Sumber: dowebsi.com
Kritis 1998 adalah titik balik Indonesia sebagai suatu negara serta bangsa. Nilai rupiah pada dolar turun mencolok dan perekonomian Indonesia lantas rubuh. Banyak eksekutor upaya yang terpaksa menelan pil pahit sampai tutup usahanya. Cuma secuil yang dapat bertahan. Dari beberapa eksekutor usaha yang dapat bertahan, Sukanto Tanoto yaitu satu diantaranya.
Sukanto Tanoto adalah pimpinan kelompok usaha Royal Golden Eagle dengan unit usahanya yang banyak mulai dengan sawit sampai pabrik kertas. Tapi biarpun RGE udah menjelma jadi raksasa usaha, hal semacam itu tidak membuat anti dari kritis. Kritis ekonomi yang menimpa Indonesia di tahun 1998 lantas bikin Sukanto Tanoto mesti berhutang sampai Rp 2,1 triliun. Bahkan juga di ketika itu dia terpaksa tutup salah satunya perusahaannya, PT Pokok Indorayon Inti.
Walaupun ditempatkan dengan ujian yang demikian berat, Sukanto Tanoto tak berserah. Dia juga lagi usaha dan mengganti taktik untuk dapat membela usaha yang udah dibuatnya.
Penganekaragaman Usaha yang Lebih Luas
Varietas jadi metode hebat dalam mendesak kemungkinan. Dengan merusak asset atau membuat bisnis di sejumlah bagian yang beda, hal semacam itu menolong menaikkan ketahanan perusahaan kepada efek.
Langkah ini difungsikan Sukanto Tanoto buat menjaga usahanya. Tidak cuma konsentrasi pada satu usaha, dia memperlebar usaha yang dilakukannya. Walau begitu, semata-mata membentuk bisnis anyar terang akan tidak menolong. Untuk itu, Sukanto Tanoto membentuk bisnis baru yang dipandang menjanjikan di waktu itu.
Di waktu itu, Sukanto Tanoto lihat ada kemungkinan dalam usaha serat viskosa. Serat viskosa diketahui lebih ramah lingkungan serta sesuai jadikan menjadi bahan buat bikin baju. Lihat kemungkinan itu, Sukanto Tanoto menetapkan untuk buka pabrik rayon di propinsi Jiangxi, Cina. Sampai sekarang, usaha viscose rayon punya Sukanto Tanoto ini juga masih bertahan bahkan juga lagi berkembang.
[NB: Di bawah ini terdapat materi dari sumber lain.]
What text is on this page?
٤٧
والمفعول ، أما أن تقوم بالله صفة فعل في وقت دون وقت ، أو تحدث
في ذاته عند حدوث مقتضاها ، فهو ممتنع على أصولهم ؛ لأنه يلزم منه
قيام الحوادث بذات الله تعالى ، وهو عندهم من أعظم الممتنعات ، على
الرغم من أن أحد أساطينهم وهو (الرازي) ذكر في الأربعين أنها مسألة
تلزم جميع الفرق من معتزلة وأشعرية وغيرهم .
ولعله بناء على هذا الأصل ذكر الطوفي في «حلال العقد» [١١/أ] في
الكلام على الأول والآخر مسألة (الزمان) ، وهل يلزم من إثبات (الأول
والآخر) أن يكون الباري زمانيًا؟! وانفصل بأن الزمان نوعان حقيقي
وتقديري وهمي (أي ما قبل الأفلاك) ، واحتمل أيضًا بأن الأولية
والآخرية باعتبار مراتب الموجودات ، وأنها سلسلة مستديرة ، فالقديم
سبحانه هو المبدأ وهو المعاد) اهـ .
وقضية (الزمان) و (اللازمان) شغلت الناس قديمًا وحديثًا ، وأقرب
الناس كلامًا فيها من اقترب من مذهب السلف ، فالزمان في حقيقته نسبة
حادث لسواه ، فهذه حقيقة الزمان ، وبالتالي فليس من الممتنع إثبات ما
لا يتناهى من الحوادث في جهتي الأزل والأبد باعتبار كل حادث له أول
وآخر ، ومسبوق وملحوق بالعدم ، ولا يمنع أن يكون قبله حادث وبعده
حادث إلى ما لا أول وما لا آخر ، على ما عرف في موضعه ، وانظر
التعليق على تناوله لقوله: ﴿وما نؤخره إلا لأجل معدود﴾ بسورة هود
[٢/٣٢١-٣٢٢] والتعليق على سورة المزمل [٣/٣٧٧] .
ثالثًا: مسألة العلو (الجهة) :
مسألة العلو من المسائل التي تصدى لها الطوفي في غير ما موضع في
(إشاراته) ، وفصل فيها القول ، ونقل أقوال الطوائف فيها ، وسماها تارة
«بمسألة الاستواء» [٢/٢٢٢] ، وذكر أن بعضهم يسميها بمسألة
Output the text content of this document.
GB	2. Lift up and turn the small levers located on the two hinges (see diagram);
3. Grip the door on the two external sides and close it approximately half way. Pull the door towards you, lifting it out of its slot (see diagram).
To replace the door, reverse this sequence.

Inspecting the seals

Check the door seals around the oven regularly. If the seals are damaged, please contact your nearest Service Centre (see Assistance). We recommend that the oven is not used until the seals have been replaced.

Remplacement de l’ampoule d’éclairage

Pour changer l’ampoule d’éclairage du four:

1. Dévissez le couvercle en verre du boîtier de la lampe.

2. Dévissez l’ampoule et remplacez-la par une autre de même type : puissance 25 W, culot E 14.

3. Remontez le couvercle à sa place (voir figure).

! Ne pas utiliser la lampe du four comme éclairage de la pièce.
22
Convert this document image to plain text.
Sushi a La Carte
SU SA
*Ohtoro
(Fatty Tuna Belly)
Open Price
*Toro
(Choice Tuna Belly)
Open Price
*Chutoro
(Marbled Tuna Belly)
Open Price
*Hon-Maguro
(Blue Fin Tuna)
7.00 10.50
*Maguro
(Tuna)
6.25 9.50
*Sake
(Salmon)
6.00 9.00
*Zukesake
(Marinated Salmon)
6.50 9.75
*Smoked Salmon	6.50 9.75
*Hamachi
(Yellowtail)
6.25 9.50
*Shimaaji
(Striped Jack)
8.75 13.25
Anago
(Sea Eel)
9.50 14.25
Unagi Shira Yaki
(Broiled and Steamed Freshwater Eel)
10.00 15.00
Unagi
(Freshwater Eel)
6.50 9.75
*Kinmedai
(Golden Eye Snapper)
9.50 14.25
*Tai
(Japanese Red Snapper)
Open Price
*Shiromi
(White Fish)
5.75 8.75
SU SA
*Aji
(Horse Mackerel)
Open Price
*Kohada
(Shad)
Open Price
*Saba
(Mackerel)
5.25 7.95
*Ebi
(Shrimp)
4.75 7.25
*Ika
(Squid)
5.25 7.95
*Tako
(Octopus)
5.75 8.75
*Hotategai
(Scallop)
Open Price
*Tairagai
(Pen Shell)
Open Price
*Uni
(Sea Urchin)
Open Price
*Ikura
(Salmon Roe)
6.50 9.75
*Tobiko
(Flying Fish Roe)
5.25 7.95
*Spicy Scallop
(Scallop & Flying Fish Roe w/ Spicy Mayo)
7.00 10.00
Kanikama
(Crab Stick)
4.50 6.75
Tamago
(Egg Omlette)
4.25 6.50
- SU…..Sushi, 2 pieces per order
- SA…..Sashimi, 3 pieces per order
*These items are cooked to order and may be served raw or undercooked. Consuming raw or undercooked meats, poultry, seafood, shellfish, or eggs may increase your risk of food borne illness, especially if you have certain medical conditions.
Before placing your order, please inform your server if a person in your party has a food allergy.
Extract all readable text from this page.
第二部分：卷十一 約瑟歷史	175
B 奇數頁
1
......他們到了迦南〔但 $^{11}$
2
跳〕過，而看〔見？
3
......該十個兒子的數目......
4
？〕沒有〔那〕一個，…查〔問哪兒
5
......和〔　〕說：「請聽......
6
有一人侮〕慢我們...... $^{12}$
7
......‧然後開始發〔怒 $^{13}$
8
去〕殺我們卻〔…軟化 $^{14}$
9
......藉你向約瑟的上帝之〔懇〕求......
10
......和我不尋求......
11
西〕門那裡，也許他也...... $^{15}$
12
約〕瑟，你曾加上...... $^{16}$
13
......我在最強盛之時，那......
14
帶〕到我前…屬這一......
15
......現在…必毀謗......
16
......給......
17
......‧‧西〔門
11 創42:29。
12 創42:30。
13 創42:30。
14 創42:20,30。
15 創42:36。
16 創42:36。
Tidak hanya lakukan penganekaragaman usaha dengan buka pabrik rayon di Cina, Sukanto Tanoto pula masuk beberapa area usaha lain seperti property dan energi.
Pemekaran ke Luar Negeri
Kritis ekonomi yang menerpa Indonesia di tahun 1998 memang bukan hanya menempa tanah air saja. Sejumlah negara di Asia pula mengenyam hal mirip. Tapi di belahan bumi lainnya, situasi ekonomi termasuk cukuplah baik.
Saat sebelum kritis, Sukanto Tanoto condong lebih konsentrasi pada pasar dalam negeri. Tetapi memandang situasi ekonomi yang masih belum konstan serta daya membeli masih yang rendah, susah untuk cetak keuntungan dari pasar dalam negeri.
Buat membela usahanya, Sukanto Tanoto juga mengembangkan sayap ke luar negeri. Kecuali membentuk pabrik rayon di Cina, dia pula mengakuisisi perkebunan eucalyptus dan pabrik pulp di Brazil. Soal ini dilaksanakan tidak sekedar buat perkuat usaha kertas yang sudah ditekuni. Dengan pabrik yang bertempat di Brazil, Sukanto Tanoto dapat juga mencapai pasar yang tambah lebih luas.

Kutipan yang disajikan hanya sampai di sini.